Resolving to pray about college essays

Senior year in high school is something that many students look forward to as a year to relax a little bit and get excited about going to college. Yet there is a hurdle left to jump over … college applications, especially the essays. 

Many students, including me, start off thinking these essays can’t be too much work. And just like many students, I realized I was incorrect. Having to write essays about the same topics over and over, often getting them edited and reedited by peers, teachers, and parents, and finally deciding to write a totally new essay started to feel really stressful for me. As this stress started to get the better of me, I turned to prayer in Christian Science. 

God, divine Mind, would lead me to the right ideas I needed.

I had taken on an assignment to read Science and Health with Key to the Scriptures by Mary Baker Eddy from cover to cover over the course of a year. I was behind on this assignment, but as I was reading one morning, a thought stuck with me, which was “Rise in the conscious strength of the spirit of Truth to overthrow the plea of mortal mind, alias matter, arrayed against the supremacy of Spirit” (pp. 390–391). 

I was able to work with this idea, to lift my thoughts above the temptation of stress and “overthrow” the worries of deadlines and whether or not my college essays were good enough. Knowing that I have God, and “the conscious strength of the spirit of Truth,” to help me, I could see that no matter what issues I encountered with my essays or how many times I had to fix something, God, divine Mind, would lead me to the right ideas I needed.

Another issue that came along with these essays had to do with the topics I was writing about. I decided that to appeal to colleges, I should write about how my past has given me strength and resolve. Some pretty difficult things happened in my past, including death in the family, and also my parents’ divorce. Writing about all of that was not only tough but also difficult to do while not sounding like someone asking for pity or remorse. I soon realized I needed to focus on how I grew spiritually throughout these experiences. 

One thing that helped me focus on this spiritual growth was going back and praying about these things. I prayed to know that no matter who or what gets separated from us materially, we are all still “tributary to God, Spirit, and to nothing else” (Science and Health, p. 481). Being able to think about these experiences from a spiritual perspective, instead of just looking at human events, made me feel better about both my writing and my past.

Student studying
KEN BAUGHMAN—STAFF

After writing these college essays for some time, I got tired of it and decided to take a break. That’s when I came across something else from Science and Health, from the chapter “Recapitulation”: “Material man is made up of involuntary and voluntary error, of a negative right and a positive wrong, the latter calling itself right. Man’s spiritual individuality is never wrong. It is the likeness of man’s Maker” (p. 491). 

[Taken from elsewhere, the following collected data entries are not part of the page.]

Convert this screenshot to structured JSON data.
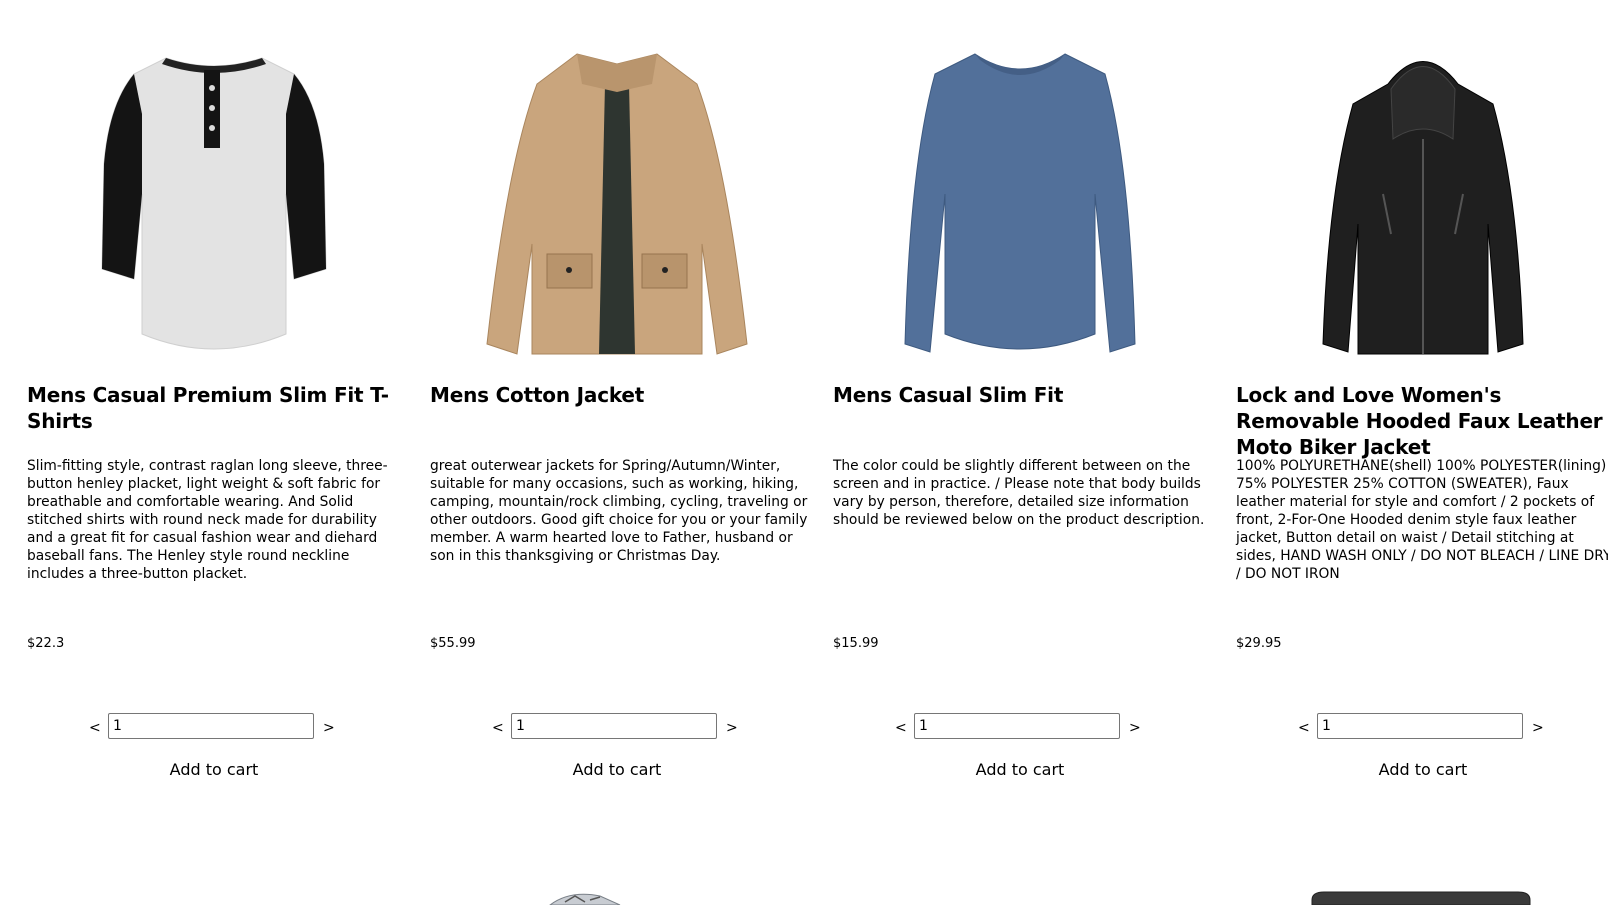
{
  "products": [
    {
      "title": "Mens Casual Premium Slim Fit T-Shirts",
      "description": "Slim-fitting style, contrast raglan long sleeve, three-button henley placket, light weight & soft fabric for breathable and comfortable wearing. And Solid stitched shirts with round neck made for durability and a great fit for casual fashion wear and diehard baseball fans. The Henley style round neckline includes a three-button placket.",
      "price": "$22.3",
      "quantity": "1",
      "image_icon": "henley-tshirt-image"
    },
    {
      "title": "Mens Cotton Jacket",
      "description": "great outerwear jackets for Spring/Autumn/Winter, suitable for many occasions, such as working, hiking, camping, mountain/rock climbing, cycling, traveling or other outdoors. Good gift choice for you or your family member. A warm hearted love to Father, husband or son in this thanksgiving or Christmas Day.",
      "price": "$55.99",
      "quantity": "1",
      "image_icon": "cotton-jacket-image"
    },
    {
      "title": "Mens Casual Slim Fit",
      "description": "The color could be slightly different between on the screen and in practice. / Please note that body builds vary by person, therefore, detailed size information should be reviewed below on the product description.",
      "price": "$15.99",
      "quantity": "1",
      "image_icon": "long-sleeve-shirt-image"
    },
    {
      "title": "Lock and Love Women's Removable Hooded Faux Leather Moto Biker Jacket",
      "description": "100% POLYURETHANE(shell) 100% POLYESTER(lining) 75% POLYESTER 25% COTTON (SWEATER), Faux leather material for style and comfort / 2 pockets of front, 2-For-One Hooded denim style faux leather jacket, Button detail on waist / Detail stitching at sides, HAND WASH ONLY / DO NOT BLEACH / LINE DRY / DO NOT IRON",
      "price": "$29.95",
      "quantity": "1",
      "image_icon": "leather-jacket-image"
    }
  ],
  "controls": {
    "decrement": "<",
    "increment": ">",
    "add_to_cart": "Add to cart"
  },
  "colors": {
    "tshirt_body": "#e6e6e6",
    "tshirt_sleeve": "#111111",
    "jacket_tan": "#c9a57d",
    "shirt_blue": "#52709a",
    "leather_black": "#1c1c1c"
  }
}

This definitely helped me because I was able to realize that even if what seemed like “involuntary” bad things had happened to me in the past, they only made up the mortal, material story. Mortal story lines are not true about me or anyone and could never affect my true spiritual identity as God’s child, or my relationship to God. After reading and praying with that statement from Science and Health, I felt a lot better about talking about these different topics in my writing, and I stopped feeling like others would pity me for these events that did not make up my true spiritual identity.

Now I am able to write my college applications to the best of my ability without feeling upset or stressed out. Being able to write these applications without the negativity has made the whole experience of applying for college more enjoyable and has made me even more grateful for God’s guidance.